The Future Roll of the Human Financial Adviser
There will always be some percentage of investors who want a personal relationship with a financial adviser. Human investment advisers can excel at explaining investment concepts and putting investors at ease during market corrections. In some ways human investment advisers even function as personal financial counselors, listening to their clients emotional financial stories. And, of course, there are some people who want to be able to pick up the phone and yell at a real person for letting them suffer market losses. Finally, there are people with Luddite tenancies who want as little to do with technology as possible. For all these reasons human investment advisers will have a place in the future world of finance.
Investment Automation will Accelerate
There are some clear trends in the investing world. Index investing will continue to grow, as will total ETF assets under management (AUM). Alternative investments from rental property to master limited partnerships (MLPs) to private equity are also likely to become part of the portfolios of more sophisticated and affluent investors.

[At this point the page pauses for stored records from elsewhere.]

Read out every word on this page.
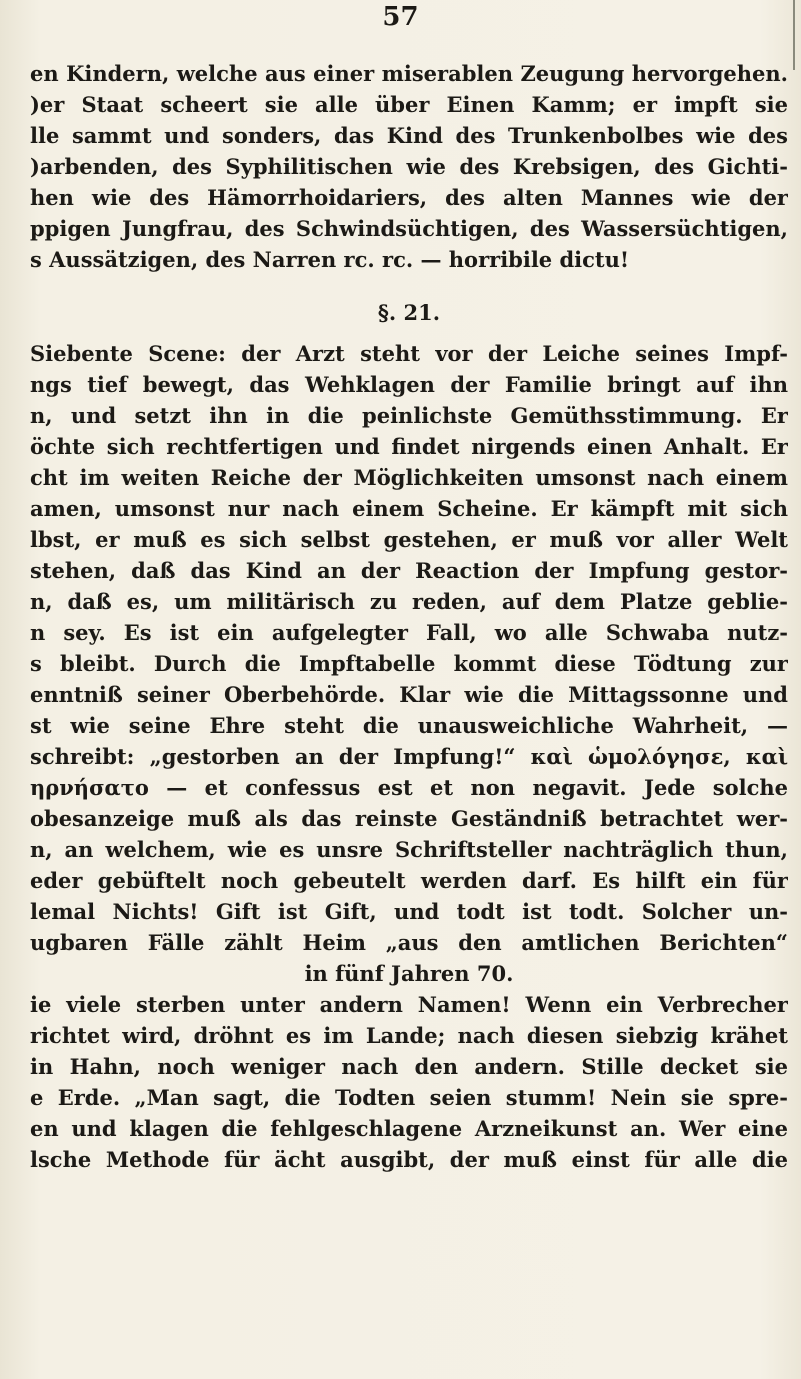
57
en Kindern, welche aus einer miserablen Zeugung hervorgehen.
)er Staat scheert sie alle über Einen Kamm; er impft sie
lle sammt und sonders, das Kind des Trunkenbolbes wie des
)arbenden, des Syphilitischen wie des Krebsigen, des Gichti-
hen wie des Hämorrhoidariers, des alten Mannes wie der
ppigen Jungfrau, des Schwindsüchtigen, des Wassersüchtigen,
s Aussätzigen, des Narren rc. rc. — horribile dictu!
§. 21.
Siebente Scene: der Arzt steht vor der Leiche seines Impf-
ngs tief bewegt, das Wehklagen der Familie bringt auf ihn
n, und setzt ihn in die peinlichste Gemüthsstimmung. Er
öchte sich rechtfertigen und findet nirgends einen Anhalt. Er
cht im weiten Reiche der Möglichkeiten umsonst nach einem
amen, umsonst nur nach einem Scheine. Er kämpft mit sich
lbst, er muß es sich selbst gestehen, er muß vor aller Welt
stehen, daß das Kind an der Reaction der Impfung gestor-
n, daß es, um militärisch zu reden, auf dem Platze geblie-
n sey. Es ist ein aufgelegter Fall, wo alle Schwaba nutz-
s bleibt. Durch die Impftabelle kommt diese Tödtung zur
enntniß seiner Oberbehörde. Klar wie die Mittagssonne und
st wie seine Ehre steht die unausweichliche Wahrheit, —
schreibt: „gestorben an der Impfung!“ καὶ ὡμολόγησε, καὶ
ηρνήσατο — et confessus est et non negavit. Jede solche
obesanzeige muß als das reinste Geständniß betrachtet wer-
n, an welchem, wie es unsre Schriftsteller nachträglich thun,
eder gebüftelt noch gebeutelt werden darf. Es hilft ein für
lemal Nichts! Gift ist Gift, und todt ist todt. Solcher un-
ugbaren Fälle zählt Heim „aus den amtlichen Berichten“
in fünf Jahren 70.
ie viele sterben unter andern Namen! Wenn ein Verbrecher
richtet wird, dröhnt es im Lande; nach diesen siebzig krähet
in Hahn, noch weniger nach den andern. Stille decket sie
e Erde. „Man sagt, die Todten seien stumm! Nein sie spre-
en und klagen die fehlgeschlagene Arzneikunst an. Wer eine
lsche Methode für ächt ausgibt, der muß einst für alle die
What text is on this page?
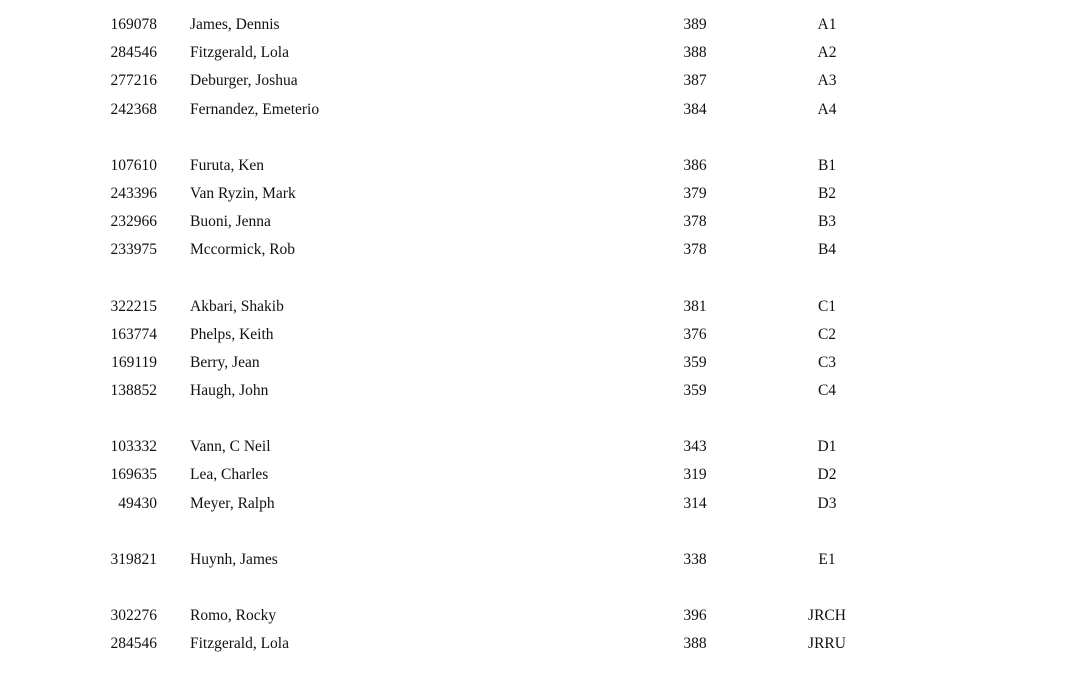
169078 James, Dennis	389	A1
284546 Fitzgerald, Lola	388	A2
277216 Deburger, Joshua	387	A3
242368 Fernandez, Emeterio	384	A4
107610 Furuta, Ken	386	B1
243396 Van Ryzin, Mark	379	B2
232966 Buoni, Jenna	378	B3
233975 Mccormick, Rob	378	B4
322215 Akbari, Shakib	381	C1
163774 Phelps, Keith	376	C2
169119 Berry, Jean	359	C3
138852 Haugh, John	359	C4
103332 Vann, C Neil	343	D1
169635 Lea, Charles	319	D2
49430 Meyer, Ralph	314	D3
319821 Huynh, James	338	E1
302276 Romo, Rocky	396	JRCH
284546 Fitzgerald, Lola	388	JRRU
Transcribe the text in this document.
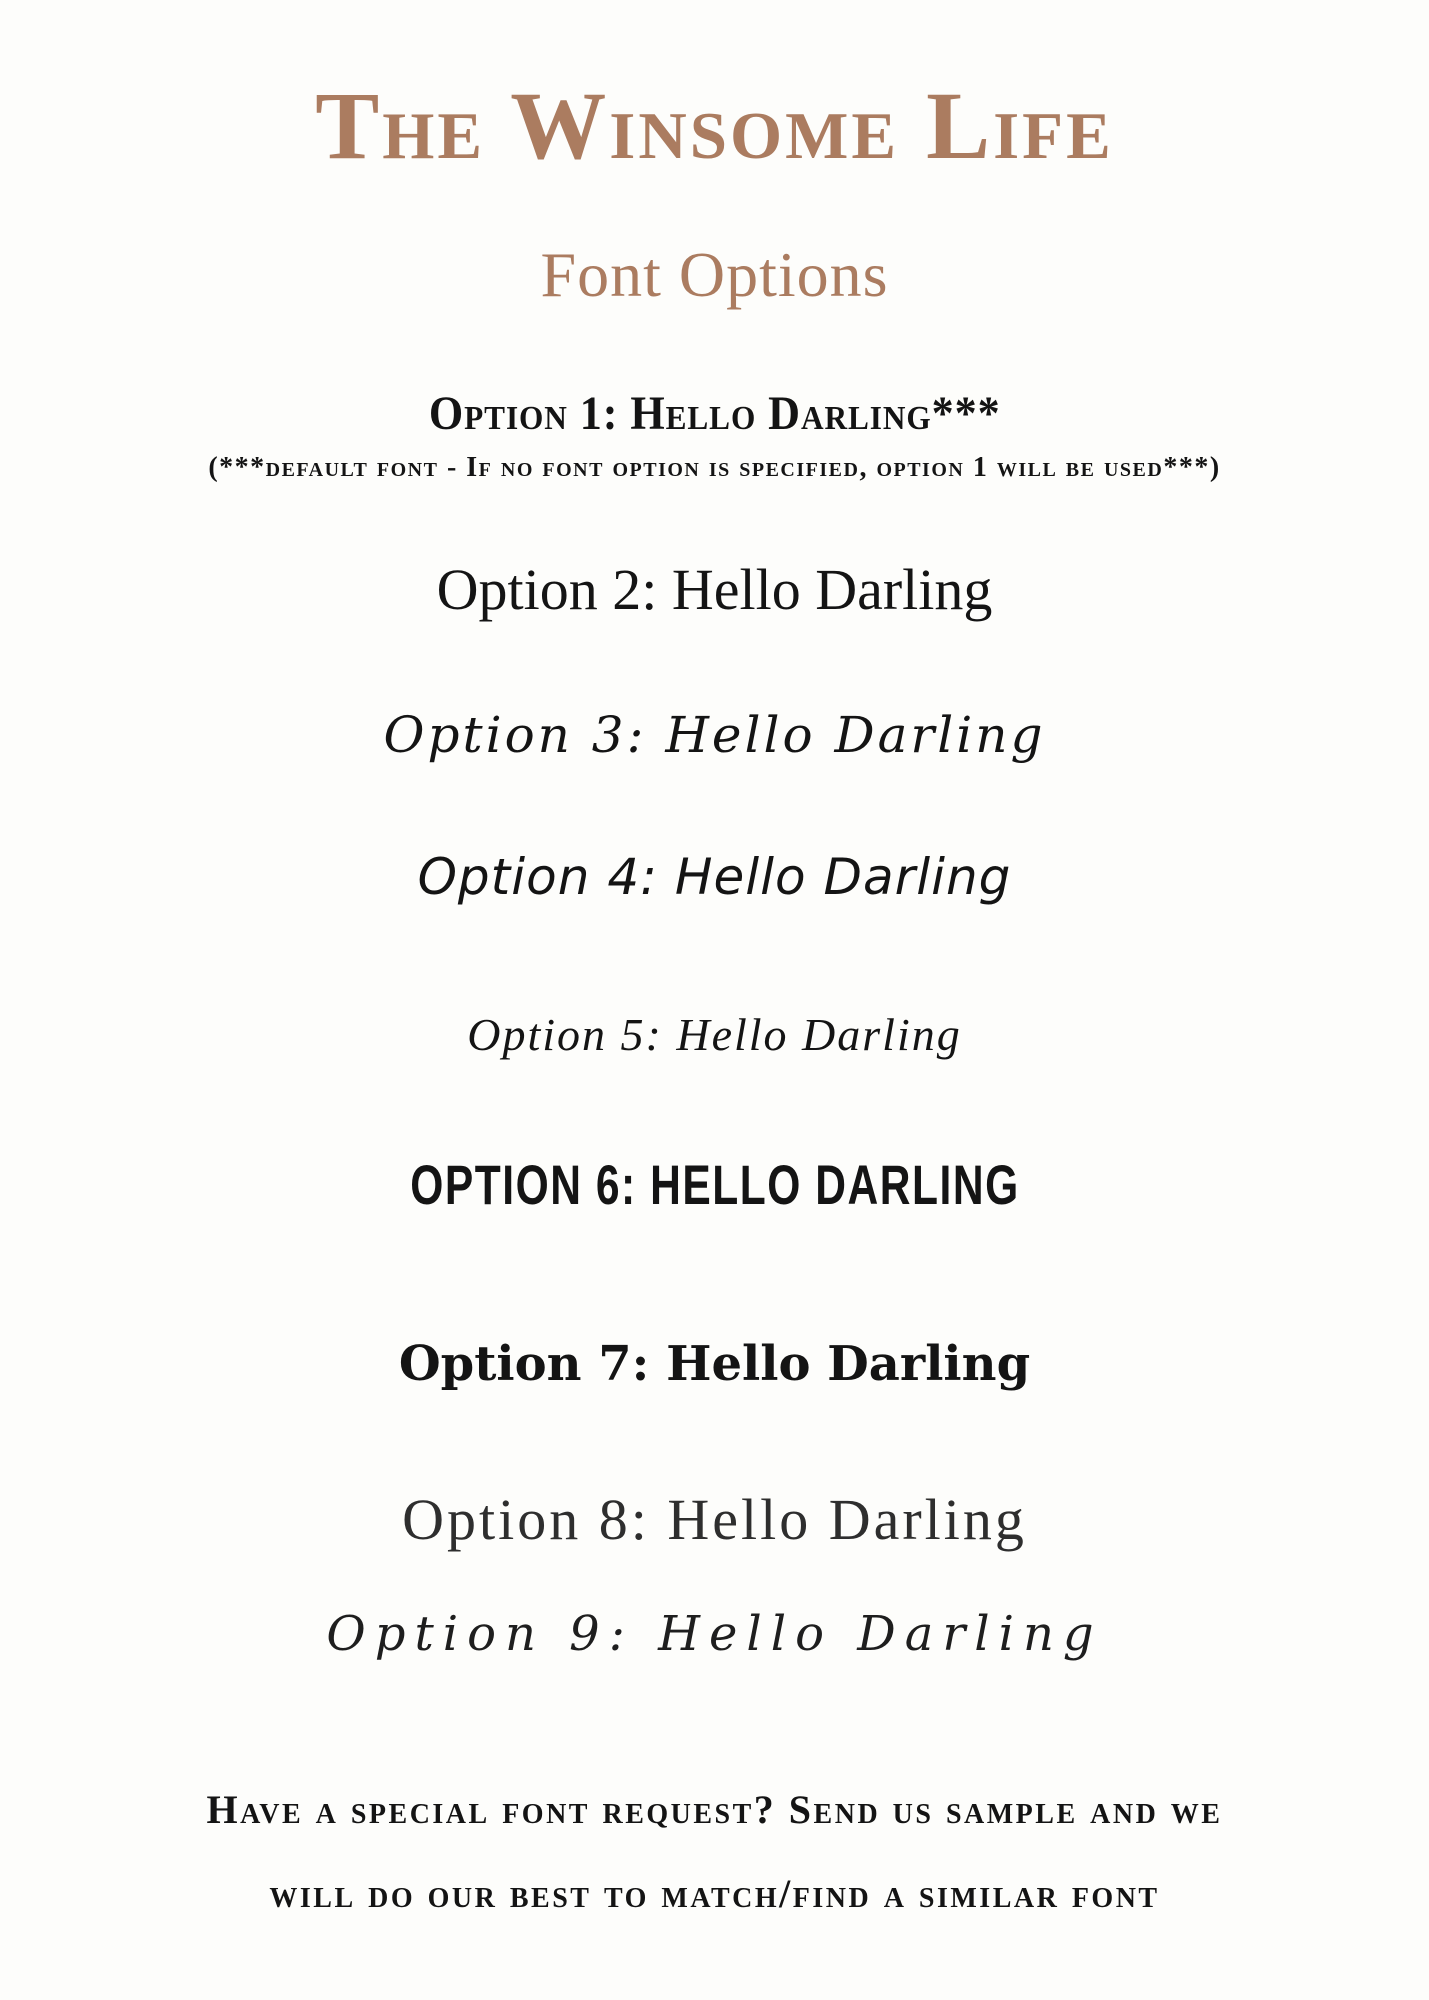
The Winsome Life
Font Options
Option 1: Hello Darling***
(***default font - If no font option is specified, option 1 will be used***)
Option 2: Hello Darling
Option 3: Hello Darling
Option 4: Hello Darling
Option 5: Hello Darling
OPTION 6: HELLO DARLING
Option 7: Hello Darling
Option 8: Hello Darling
Option 9: Hello Darling
Have a special font request? Send us sample and we
will do our best to match/find a similar font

With the exception of high-frequency trading, which has probably saturated arbitrage and front-running opportunities, I expect algorithmic (algo) management to increase as an overall percentage of US and global AUM. Some algorithmic trading and investing will be of the “hardwired” variety where the algo directly connects to the exchanges and makes trades, while the rest of the algo umbrella will comprise trading and investing decisions made by financial software and entered manually by humans with minimal revision. There will also be hybrid methods where investment decisions are a synthesis of “automated” and “manual” processes. I expect the scope of these “flavors” of automated investing to not only increase, but to accelerate in the near term.
It is important to note, however, that for the foreseeable future, the ultimate arbiters of algorithmic investing and portfolio optimization will be human. The software architects and developers will exercise significant influence on the methodology behind the fund and portfolio optimization software. Furthermore, the users of the software will have supreme control over what parameters go into the optimization process such as including or excluding or bounding certain assets and asset classes (amongst many other factors under their direct control).
That being said, the future of investing will be increasingly the domain of financial engineers, software developers and testers, and people with skills in financial mathematics, statistics, algorithms, data structures, GUIs, web interfaces and usability. Additionally, the financial software automation revolution will have profound impacts on legal professionals and marketers in the financial domain, as well as more modest impacts on accountants and IT professionals.
Some financial professionals will take the initiative and find a place on the leading edge of the financial automation revolution. It is likely to be a wild but lucrative ride. Others will seek the short-term comfort of tradition. They may be able to retain many of their current clients through sheer charisma and inertia, but may find it increasingly difficult the appeal to younger affluent clients steeped in a culture of technology.